Posted: Sat Jan 16 2021 20:47
by Cyprio
I spoke to Emily this morning. There is a chance not all are missing, one pike hadn’t been recorded for a year so some may not be travelling. One area has fewer receivers, in that area fish have a lot of water to move around in, being positive they could be staying put without passing a receiver?
In all the fish I caught surprisingly two had transmitters fitted, one bream which was fitted a year earlier and one pike which had just been returned two days earlier :roll: which was good for us as it proved the Cut had healed well after the transmitter was inserted.

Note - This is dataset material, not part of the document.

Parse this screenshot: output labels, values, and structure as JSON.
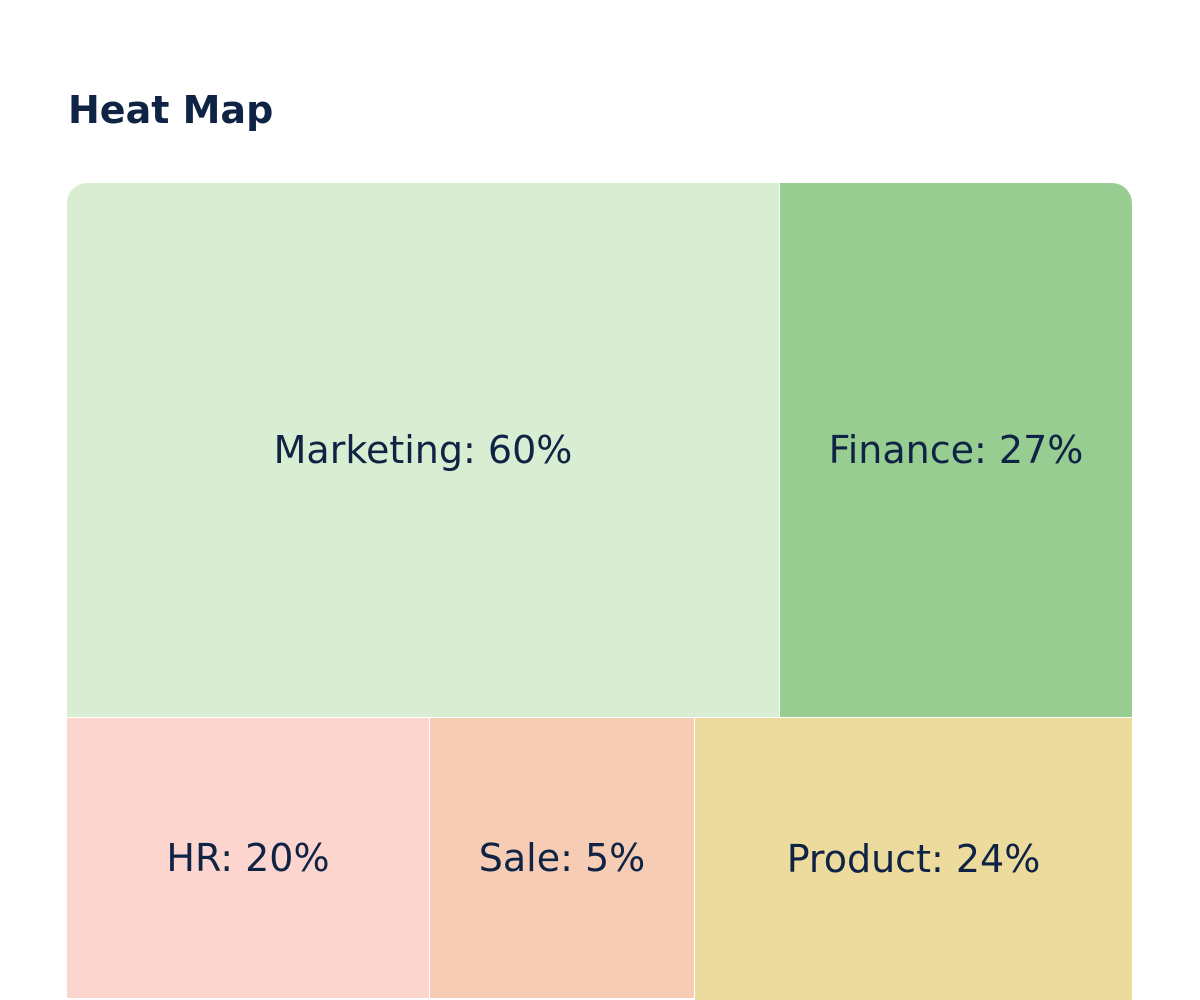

From my own experience, some areas do have more than there fair share of otters, but the chances of all of them getting eaten is slim, getting caught in salt surges would be my opinion. I’ve witnessed this happen very few remained on the surface the bream I netted were a 1-2 feet below the surface and the pike some were floating but most I saw poking their heads out of the water, if I missed them they didn’t always resurface.
Those I got back into fresh water didn’t always recover and sank rather than floated.

Still excellent research and hopefully a great benefit to the future of our fisheries.

Re: Pike and bream tagging phd

Posted: Sat Jan 23 2021 23:19
by Sean Roberts
Congratulations to Emily on getting her degree. I met her a couple of times whilst helping with the tagging and know shes worked hard for it.